Sorry if the thoughts are a bit disjoint
I think I have a solution which is faster than the one I propose above. Essentially, I view each die as a finite dimension, in a geometry where only movements parallel to the directions of the dimensions are valid. Then, each value of the dice is a constant distance from the origin, and the sum of those and lesser values can be obtained through the integral under the curve of all points of that constant distance (back to the origin).
The advantage of using such a geometry in N-space is largely that it makes visualization of what components are useful from one calculation to the next....
Wait - I'm being stupid, aren't I - these are just the N-spacial icosahedral numbers, aren't they? In 2-space, with evenly sized dice, they'd be:
X*(X+1)/2
In 3-space, they'd be:
X*(X+1)*(X+2)/6
So in general, they're:
Where A = the number of dice,
(X*(X+1)*(X+2)*...*(X+A-3)*(X+A-2)*(X+A-1))/(A*(A-1)*(A-2)*...3*2*1)
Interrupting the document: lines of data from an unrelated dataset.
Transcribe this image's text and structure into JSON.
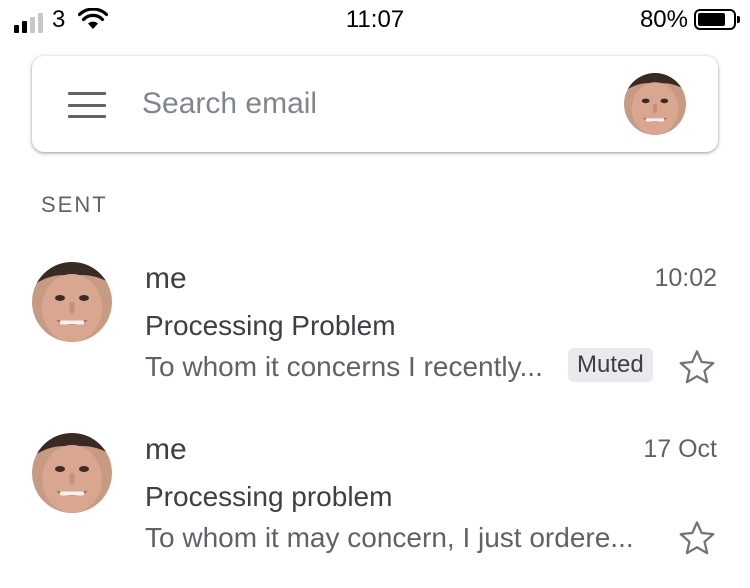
{
  "status_bar": {
    "carrier": "3",
    "time": "11:07",
    "battery_percent": "80%",
    "battery_level": 0.8,
    "signal_bars": 2,
    "icons": [
      "signal-icon",
      "wifi-icon",
      "battery-icon"
    ]
  },
  "search": {
    "placeholder": "Search email",
    "value": "",
    "icons": [
      "menu-icon",
      "avatar"
    ]
  },
  "section": {
    "label": "SENT"
  },
  "emails": [
    {
      "sender": "me",
      "date": "10:02",
      "subject": "Processing Problem",
      "snippet": "To whom it concerns I recently...",
      "badge": "Muted",
      "starred": false
    },
    {
      "sender": "me",
      "date": "17 Oct",
      "subject": "Processing problem",
      "snippet": "To whom it may concern, I just ordere...",
      "badge": "",
      "starred": false
    }
  ],
  "colors": {
    "icon_gray": "#5f6368",
    "badge_bg": "#e8eaed",
    "text_primary": "#3c4043",
    "text_secondary": "#5f6368"
  }
}
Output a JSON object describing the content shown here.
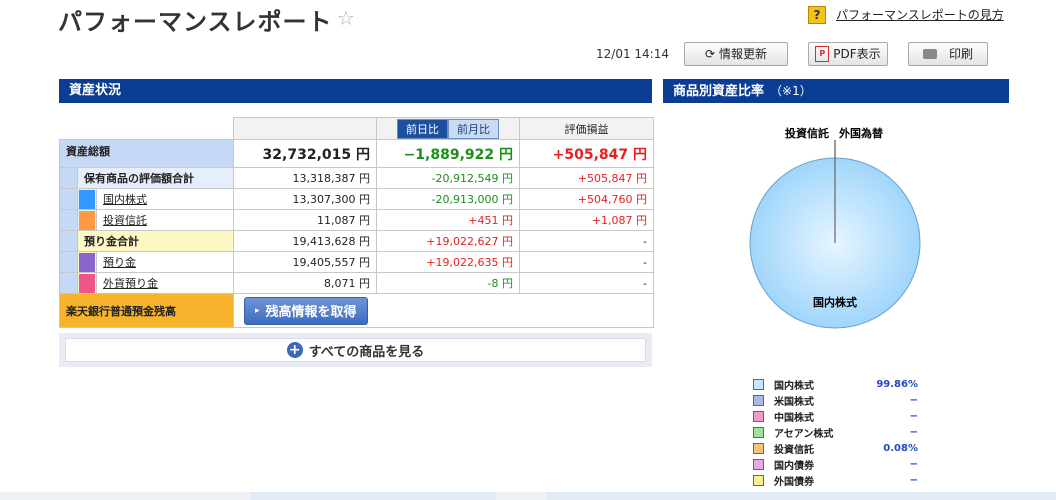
{
  "header": {
    "title": "パフォーマンスレポート",
    "help_icon": "?",
    "help_link": "パフォーマンスレポートの見方",
    "timestamp": "12/01 14:14",
    "refresh_label": "情報更新",
    "pdf_label": "PDF表示",
    "print_label": "印刷"
  },
  "section_assets": {
    "title": "資産状況"
  },
  "section_ratio": {
    "title": "商品別資産比率",
    "note": "（※1）"
  },
  "table": {
    "tabs": [
      "前日比",
      "前月比"
    ],
    "col_pl": "評価損益",
    "total": {
      "label": "資産総額",
      "value": "32,732,015 円",
      "change": "−1,889,922 円",
      "pl": "+505,847 円"
    },
    "holdings": {
      "label": "保有商品の評価額合計",
      "value": "13,318,387 円",
      "change": "-20,912,549 円",
      "pl": "+505,847 円"
    },
    "domestic": {
      "label": "国内株式",
      "value": "13,307,300 円",
      "change": "-20,913,000 円",
      "pl": "+504,760 円",
      "color": "#3399ff"
    },
    "trust": {
      "label": "投資信託",
      "value": "11,087 円",
      "change": "+451 円",
      "pl": "+1,087 円",
      "color": "#ff9944"
    },
    "deposit_total": {
      "label": "預り金合計",
      "value": "19,413,628 円",
      "change": "+19,022,627 円",
      "pl": "-"
    },
    "deposit": {
      "label": "預り金",
      "value": "19,405,557 円",
      "change": "+19,022,635 円",
      "pl": "-",
      "color": "#8866cc"
    },
    "fx_deposit": {
      "label": "外貨預り金",
      "value": "8,071 円",
      "change": "-8 円",
      "pl": "-",
      "color": "#ee5588"
    },
    "bank": {
      "label": "楽天銀行普通預金残高",
      "button": "残高情報を取得"
    }
  },
  "see_all": {
    "label": "すべての商品を見る"
  },
  "pie": {
    "labels": [
      "投資信託",
      "外国為替",
      "国内株式"
    ]
  },
  "chart_data": {
    "type": "pie",
    "title": "",
    "categories": [
      "国内株式",
      "米国株式",
      "中国株式",
      "アセアン株式",
      "投資信託",
      "国内債券",
      "外国債券"
    ],
    "values": [
      99.86,
      null,
      null,
      null,
      0.08,
      null,
      null
    ],
    "colors": [
      "#c6e6ff",
      "#aab9ea",
      "#f49ac8",
      "#9fe29f",
      "#f7c27a",
      "#e9a8e6",
      "#f5f08c"
    ]
  },
  "legend": [
    {
      "name": "国内株式",
      "pct": "99.86%",
      "color": "#c6e6ff"
    },
    {
      "name": "米国株式",
      "pct": "−",
      "color": "#aab9ea"
    },
    {
      "name": "中国株式",
      "pct": "−",
      "color": "#f49ac8"
    },
    {
      "name": "アセアン株式",
      "pct": "−",
      "color": "#9fe29f"
    },
    {
      "name": "投資信託",
      "pct": "0.08%",
      "color": "#f7c27a"
    },
    {
      "name": "国内債券",
      "pct": "−",
      "color": "#e9a8e6"
    },
    {
      "name": "外国債券",
      "pct": "−",
      "color": "#f5f08c"
    }
  ]
}
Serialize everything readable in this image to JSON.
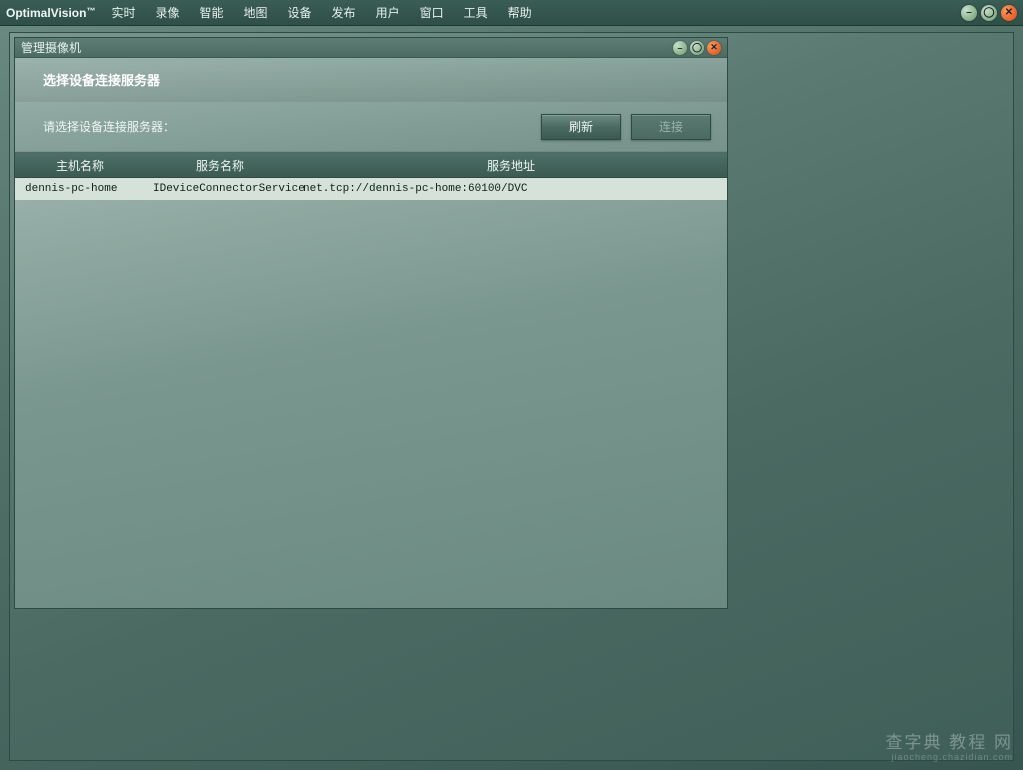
{
  "app": {
    "title": "OptimalVision",
    "tm": "™"
  },
  "menu": {
    "items": [
      "实时",
      "录像",
      "智能",
      "地图",
      "设备",
      "发布",
      "用户",
      "窗口",
      "工具",
      "帮助"
    ]
  },
  "dialog": {
    "title": "管理摄像机",
    "heading": "选择设备连接服务器",
    "prompt": "请选择设备连接服务器：",
    "buttons": {
      "refresh": "刷新",
      "connect": "连接"
    },
    "columns": {
      "host": "主机名称",
      "service": "服务名称",
      "address": "服务地址"
    },
    "rows": [
      {
        "host": "dennis-pc-home",
        "service": "IDeviceConnectorService",
        "address": "net.tcp://dennis-pc-home:60100/DVC"
      }
    ]
  },
  "watermark": {
    "line1": "查字典 教程 网",
    "line2": "jiaocheng.chazidian.com"
  }
}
This obviously only works directly to the mid-way point, but the same series can be used to calculate beyond this point- it merely needs to be used multiple times - once for a superset of the N-space we want to use, then once for each portion of that set we aren't planning to use. Since the maxima is inside the set we're planning to use, we don't need to worry about the overlap beyond that point.
I think that this can even be used for non-evenly sized dice, but I'll have to work at that more. In any case, a direct equation around the order of the square of the number of dice is far better than I expected to be able to obtain.